Futures for the steelmaking ingredient lost as much as 3.6% in Singapore on Monday, a worrying sign given that March and April, typically busy months for construction in China, are fast approaching. Vale SA, the world’s second-largest iron ore producer, said it’s seeking to increase its sales outside of China, an indication that miners aren’t optimistic about a revival. 

Steel production is weak and has not fully recovered after the Lunar New Year break, Minmetals Futures Co. said in a note. Mills are likely to determine output based on sales volumes due to low profitability, it said.

Read More: Vale Bets on Iron Ore Sales Outside China as Supply Tightens

Iron ore was down 3.5% to $115.90 a ton as of 12:42 p.m. in Singapore, after touching the lowest intraday level since Oct. 27 earlier in the session. Chinese futures dropped 2% in Dalian, while steel contracts in Shanghai declined.

Inventories at major Chinese steel mills jumped 25.7% in mid-February compared with early in the month, according to data from China Iron and Steel Association. Daily crude steel output during the latest period saw a modest increase.

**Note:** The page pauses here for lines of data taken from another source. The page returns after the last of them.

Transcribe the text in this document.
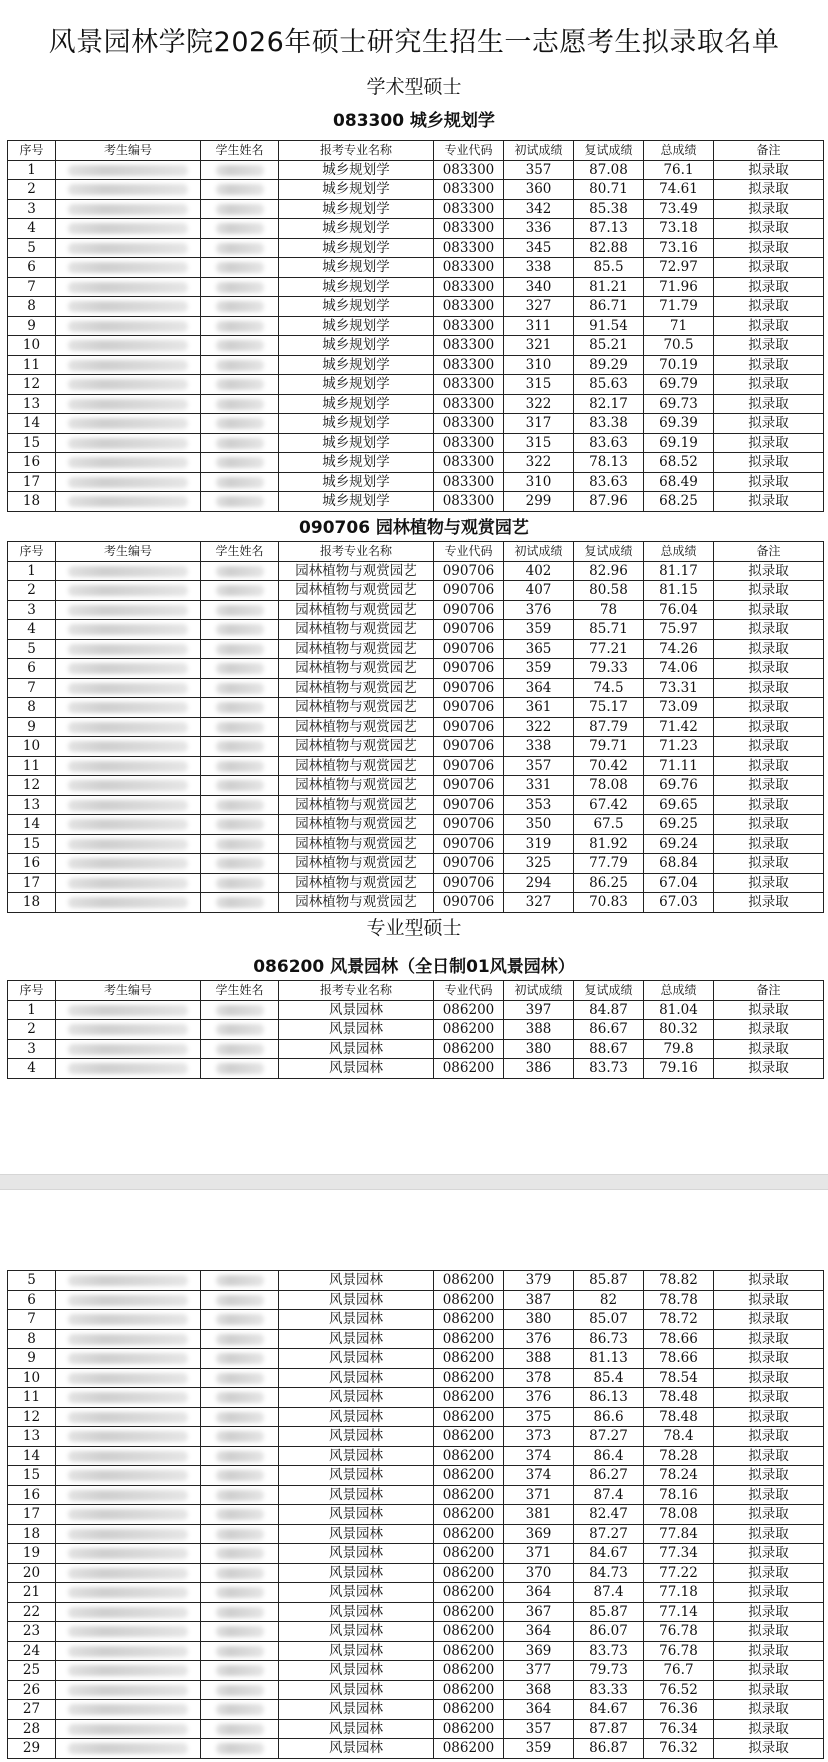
风景园林学院2026年硕士研究生招生一志愿考生拟录取名单
学术型硕士
083300 城乡规划学
序号	考生编号	学生姓名	报考专业名称	专业代码	初试成绩	复试成绩	总成绩	备注
1			城乡规划学	083300	357	87.08	76.1	拟录取
2			城乡规划学	083300	360	80.71	74.61	拟录取
3			城乡规划学	083300	342	85.38	73.49	拟录取
4			城乡规划学	083300	336	87.13	73.18	拟录取
5			城乡规划学	083300	345	82.88	73.16	拟录取
6			城乡规划学	083300	338	85.5	72.97	拟录取
7			城乡规划学	083300	340	81.21	71.96	拟录取
8			城乡规划学	083300	327	86.71	71.79	拟录取
9			城乡规划学	083300	311	91.54	71	拟录取
10			城乡规划学	083300	321	85.21	70.5	拟录取
11			城乡规划学	083300	310	89.29	70.19	拟录取
12			城乡规划学	083300	315	85.63	69.79	拟录取
13			城乡规划学	083300	322	82.17	69.73	拟录取
14			城乡规划学	083300	317	83.38	69.39	拟录取
15			城乡规划学	083300	315	83.63	69.19	拟录取
16			城乡规划学	083300	322	78.13	68.52	拟录取
17			城乡规划学	083300	310	83.63	68.49	拟录取
18			城乡规划学	083300	299	87.96	68.25	拟录取
090706 园林植物与观赏园艺
序号	考生编号	学生姓名	报考专业名称	专业代码	初试成绩	复试成绩	总成绩	备注
1			园林植物与观赏园艺	090706	402	82.96	81.17	拟录取
2			园林植物与观赏园艺	090706	407	80.58	81.15	拟录取
3			园林植物与观赏园艺	090706	376	78	76.04	拟录取
4			园林植物与观赏园艺	090706	359	85.71	75.97	拟录取
5			园林植物与观赏园艺	090706	365	77.21	74.26	拟录取
6			园林植物与观赏园艺	090706	359	79.33	74.06	拟录取
7			园林植物与观赏园艺	090706	364	74.5	73.31	拟录取
8			园林植物与观赏园艺	090706	361	75.17	73.09	拟录取
9			园林植物与观赏园艺	090706	322	87.79	71.42	拟录取
10			园林植物与观赏园艺	090706	338	79.71	71.23	拟录取
11			园林植物与观赏园艺	090706	357	70.42	71.11	拟录取
12			园林植物与观赏园艺	090706	331	78.08	69.76	拟录取
13			园林植物与观赏园艺	090706	353	67.42	69.65	拟录取
14			园林植物与观赏园艺	090706	350	67.5	69.25	拟录取
15			园林植物与观赏园艺	090706	319	81.92	69.24	拟录取
16			园林植物与观赏园艺	090706	325	77.79	68.84	拟录取
17			园林植物与观赏园艺	090706	294	86.25	67.04	拟录取
18			园林植物与观赏园艺	090706	327	70.83	67.03	拟录取
专业型硕士
086200 风景园林（全日制01风景园林）
序号	考生编号	学生姓名	报考专业名称	专业代码	初试成绩	复试成绩	总成绩	备注
1			风景园林	086200	397	84.87	81.04	拟录取
2			风景园林	086200	388	86.67	80.32	拟录取
3			风景园林	086200	380	88.67	79.8	拟录取
4			风景园林	086200	386	83.73	79.16	拟录取
5			风景园林	086200	379	85.87	78.82	拟录取
6			风景园林	086200	387	82	78.78	拟录取
7			风景园林	086200	380	85.07	78.72	拟录取
8			风景园林	086200	376	86.73	78.66	拟录取
9			风景园林	086200	388	81.13	78.66	拟录取
10			风景园林	086200	378	85.4	78.54	拟录取
11			风景园林	086200	376	86.13	78.48	拟录取
12			风景园林	086200	375	86.6	78.48	拟录取
13			风景园林	086200	373	87.27	78.4	拟录取
14			风景园林	086200	374	86.4	78.28	拟录取
15			风景园林	086200	374	86.27	78.24	拟录取
16			风景园林	086200	371	87.4	78.16	拟录取
17			风景园林	086200	381	82.47	78.08	拟录取
18			风景园林	086200	369	87.27	77.84	拟录取
19			风景园林	086200	371	84.67	77.34	拟录取
20			风景园林	086200	370	84.73	77.22	拟录取
21			风景园林	086200	364	87.4	77.18	拟录取
22			风景园林	086200	367	85.87	77.14	拟录取
23			风景园林	086200	364	86.07	76.78	拟录取
24			风景园林	086200	369	83.73	76.78	拟录取
25			风景园林	086200	377	79.73	76.7	拟录取
26			风景园林	086200	368	83.33	76.52	拟录取
27			风景园林	086200	364	84.67	76.36	拟录取
28			风景园林	086200	357	87.87	76.34	拟录取
29			风景园林	086200	359	86.87	76.32	拟录取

Iron ore prices rallied in the latter part of last year, on hopes Chinese stimulus measures would revive economic activity, but local governments have so far appeared reluctant or unable to borrow more. That’s fueling expectations Beijing may pick up the slack and take on more debt. In the property market, meanwhile, Moody’s Investors Service withdrew credit ratings from 10 Chinese developers on Friday.